ZHANG HONGTU with Charlie Schultz
To me, these artworks by Zhang Hongtu represent the polarities of trauma. One is retrospective, confronting the trauma of Hongtu’s life in China during the Cultural Revolution. The other, inspired by the birth of a grandchild, looks longingly toward the future, expressing equal measures of hope and anxiety. I went out to Hongtu’s studio to talk about these artworks; excerpts from our conversation are below.
Zhang Hongtu: The “Front Door” installation deals with my life experience in China—fear. During the Cultural Revolution fear was a very general problem for everyone. Even the high-ranking officers. They lived in fear too. Mao was like a dictator who tried to control everything, even what people thought. So when you wanted to say something different from the government’s idea, you had to be very careful. The way we described this kind of talk, we’d say, “Let’s close the door.”
At the same time we have another phrase, “There are ears behind the walls,” which means that people are always listening to you. The situation made people very careful about what they said, even what they thought. Thinking was considered dangerous because if you think something, you may say it. And if you say something against Mao, not only you but your friends, your family—everyone is in trouble. Basically, you can’t have your own ideas. You censor yourself all the time. People just keep quiet and go along with the government. I think this kind of fear is the most terrible thing to happen in China.
Charlie Schultz (Rail): You’ve made a lot of artworks that use Mao’s image. In using that imagery, have you given it a new meaning for yourself?
Hongtu: I first started using Mao’s image in 1989, after the student movement in Tiananmen. I thought, I have to do something. So I used Mao’s image to express my feelings about China, but also as a way to support the students. But the first time I cut Mao’s image to make a collage I felt sick, guilty. I felt I was doing something wrong. My friend, who was very active in the student movement, told me that if I did the same thing in China I would be killed three times. He wasn’t joking.
So I thought, I’m here, in America, nobody can bother me. They cannot do this kind of work, but I can do it. Still, for a long time I felt a kind of fear every time I cut Mao’s image, but eventually I thought this fear had to be my own psychological problem. It was not just about Mao. And I thought if I continue to do this work, I will solve this problem. So my Mao pieces became like psychotherapy. I really concentrated on the Mao pieces from 1989 to 1995. In 1995 I had a show at the Bronx Museum called Material Mao. The museum hung all my Mao work together. To me it was a very important show because I thought, now I can do anything with Mao’s image. I can place it, I can destroy it, I can criticize it—and I don’t feel like anything is wrong. So I knew it was time to stop making Mao work.

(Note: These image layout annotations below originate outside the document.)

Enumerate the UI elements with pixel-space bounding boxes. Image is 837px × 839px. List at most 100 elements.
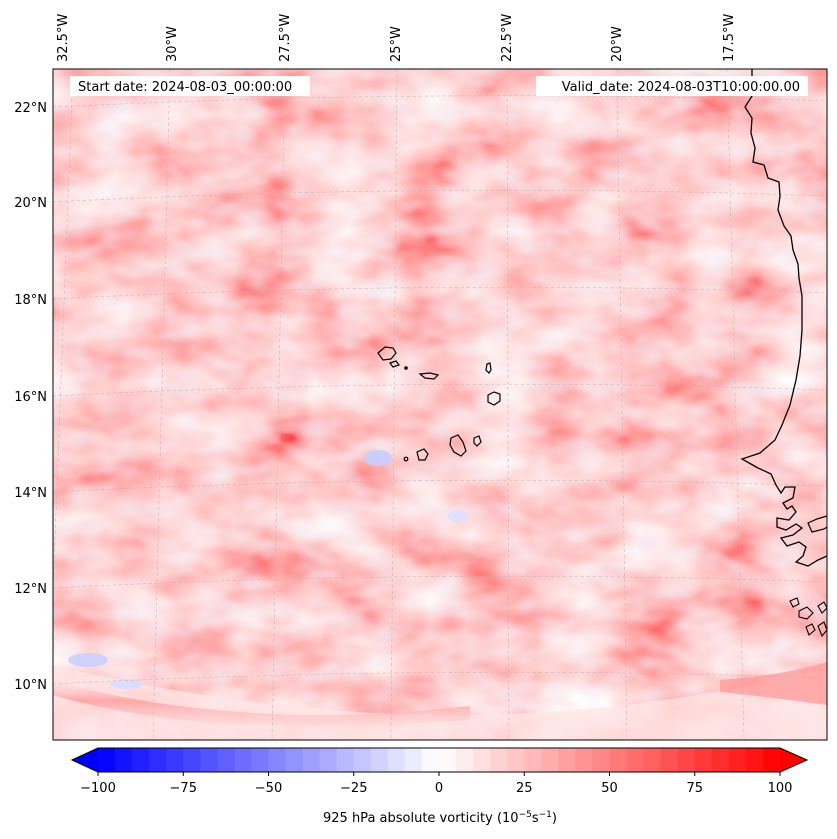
colorbar-cell xyxy=(677,748,696,772)
parallel-22n xyxy=(53,95,827,108)
meridian-17-5w xyxy=(726,69,745,740)
colorbar-label-exponent: −1 xyxy=(539,810,552,820)
colorbar-cell xyxy=(473,748,491,772)
cape-verde-islands xyxy=(377,346,501,462)
colorbar-cell xyxy=(98,748,116,772)
start-date-box xyxy=(70,76,310,96)
colorbar-tick-label: −100 xyxy=(80,781,116,796)
colorbar-tick-label: −75 xyxy=(170,781,197,796)
colorbar-label-exponent: −5 xyxy=(519,810,532,820)
island-bijagos xyxy=(789,597,800,608)
colorbar-cell xyxy=(643,748,662,772)
vorticity-map[interactable] xyxy=(53,69,827,740)
colorbar-cell xyxy=(200,748,218,772)
parallel-12n xyxy=(53,575,827,589)
lon-label: 32.5°W xyxy=(56,14,71,62)
negative-patch xyxy=(448,510,468,522)
colorbar-cell xyxy=(302,748,321,772)
colorbar-cell xyxy=(711,748,730,772)
negative-patch xyxy=(68,653,108,667)
colorbar-label: 925 hPa absolute vorticity (10−5s−1) xyxy=(323,810,557,826)
lon-label: 20°W xyxy=(610,26,625,62)
valid-date-box xyxy=(536,76,808,96)
colorbar-cell xyxy=(251,748,269,772)
parallel-10n xyxy=(53,671,827,685)
colorbar-cell xyxy=(541,748,559,772)
colorbar-cell xyxy=(285,748,303,772)
meridian-27-5w xyxy=(271,69,286,740)
longitude-labels: 32.5°W 30°W 27.5°W 25°W 22.5°W 20°W 17.5… xyxy=(56,14,737,62)
colorbar-cell xyxy=(575,748,593,772)
colorbar-tick-label: 0 xyxy=(435,781,443,796)
map-frame xyxy=(52,68,828,741)
colorbar-cell xyxy=(149,748,167,772)
meridian-22-5w xyxy=(506,69,510,740)
colorbar-cell xyxy=(660,748,679,772)
colorbar-label-main: 925 hPa absolute vorticity (10 xyxy=(323,811,519,826)
lat-label: 12°N xyxy=(14,582,47,597)
island-bijagos xyxy=(805,623,816,636)
colorbar-cell xyxy=(268,748,286,772)
colorbar-cell xyxy=(592,748,610,772)
parallel-20n xyxy=(53,189,827,203)
lat-label: 18°N xyxy=(14,293,47,308)
meridian-20w xyxy=(616,69,628,740)
lon-label: 22.5°W xyxy=(500,14,515,62)
coast-detail-gambia xyxy=(807,515,827,533)
lon-label: 27.5°W xyxy=(278,14,293,62)
colorbar-label-unit: s xyxy=(532,811,539,826)
southern-vorticity-band xyxy=(53,680,470,726)
colorbar-tick-label: 75 xyxy=(686,781,703,796)
island-boa-vista xyxy=(487,391,501,406)
colorbar-cell xyxy=(132,748,150,772)
valid-date-label: Valid_date: 2024-08-03T10:00:00.00 xyxy=(562,80,800,95)
colorbar-label-end: ) xyxy=(552,811,557,826)
island-santo-antao xyxy=(377,346,397,361)
colorbar-cell xyxy=(439,748,457,772)
colorbar-max-extend xyxy=(780,748,807,772)
lon-label: 25°W xyxy=(389,26,404,62)
colorbar-cell xyxy=(166,748,184,772)
colorbar-cell xyxy=(626,748,644,772)
colorbar-cell xyxy=(370,748,389,772)
colorbar-cell xyxy=(387,748,406,772)
colorbar-cell xyxy=(421,748,440,772)
lat-label: 20°N xyxy=(14,196,47,211)
island-santiago xyxy=(449,434,467,457)
colorbar-cell xyxy=(319,748,338,772)
parallel-14n xyxy=(53,479,827,493)
meridian-30w xyxy=(152,69,171,740)
lat-label: 14°N xyxy=(14,486,47,501)
parallel-18n xyxy=(53,286,827,300)
island-maio xyxy=(473,435,482,447)
colorbar-cell xyxy=(217,748,235,772)
colorbar-cell xyxy=(234,748,252,772)
colorbar-cell xyxy=(762,748,781,772)
island-santa-luzia xyxy=(404,366,408,370)
vorticity-negative-patches xyxy=(53,69,827,740)
parallel-16n xyxy=(53,383,827,397)
lon-label: 17.5°W xyxy=(722,14,737,62)
negative-patch xyxy=(364,450,392,466)
colorbar-tick-label: 25 xyxy=(516,781,533,796)
colorbar-min-extend xyxy=(72,748,98,772)
negative-patch xyxy=(110,679,142,689)
island-sao-vicente xyxy=(389,360,400,368)
colorbar-cell xyxy=(694,748,713,772)
lat-label: 10°N xyxy=(14,678,47,693)
african-coastline xyxy=(740,69,827,567)
meridian-25w xyxy=(390,69,398,740)
lat-label: 16°N xyxy=(14,390,47,405)
colorbar-cell xyxy=(745,748,764,772)
colorbar-cell xyxy=(507,748,525,772)
island-bijagos xyxy=(798,606,814,620)
colorbar-cell xyxy=(353,748,372,772)
lon-label: 30°W xyxy=(165,26,180,62)
eastern-vorticity-band xyxy=(720,662,827,705)
colorbar-tick-label: −25 xyxy=(340,781,367,796)
colorbar-cells xyxy=(98,748,781,772)
island-bijagos xyxy=(817,621,827,638)
island-fogo xyxy=(416,448,429,461)
meridian-32-5w xyxy=(53,69,74,591)
colorbar-cell xyxy=(183,748,201,772)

Rail: The little monkey painting gives me two strong impressions. The buildings in the background give me a disjointed feeling, as well as a sense of isolation or even an existential type of loneliness. And of course the little monkey is also alone on the canvas. The way the monkey is gazing upwards gives me a hopeful feeling, but the expression on the monkey’s face also seems somewhat pained, a mixture of optimism and trepidation. Can you tell me about how your granddaughter influenced this piece?
Hongtu: Before Stella was born I didn’t care too much about the future. I’m living my life, who knows what’s going to happen in the future. It’s not my concern. But when she was born I thought, okay, even though nobody knows, I have to think about her future. And thinking about her future caused me to think about the future of her generation.
At first I started painting old monkeys. I called them “Sleeping Monkeys,” but after Stella was born I thought, no more old monkeys. When Stella looks at something you see her curiosity, but you also see that her eyes are full of hope. The monkey’s eyes are based on a picture of Stella’s eyes. I never imagined when I started these monkey paintings before Stella was born that they would turn out this way. That process is very important to me. Painting her eyes, painting her environment—it mixes my feelings about my own life with her life, and the problems that affect all of our lives. The main problem, of course, is that so many of us are basically alone.
Zhang Hongtu is a Chinese painter living and working in New York. His work has been exhibited nationally and internationally, including shows at the Princeton University Art Museum, the Havana Biennial, PS1 New York, the New Museum in New York, Museu Picasso in Barcelona, and The Israel Museum in Jerusalem. This fall, the Queens Museum in New York will hold his retrospective exhibition.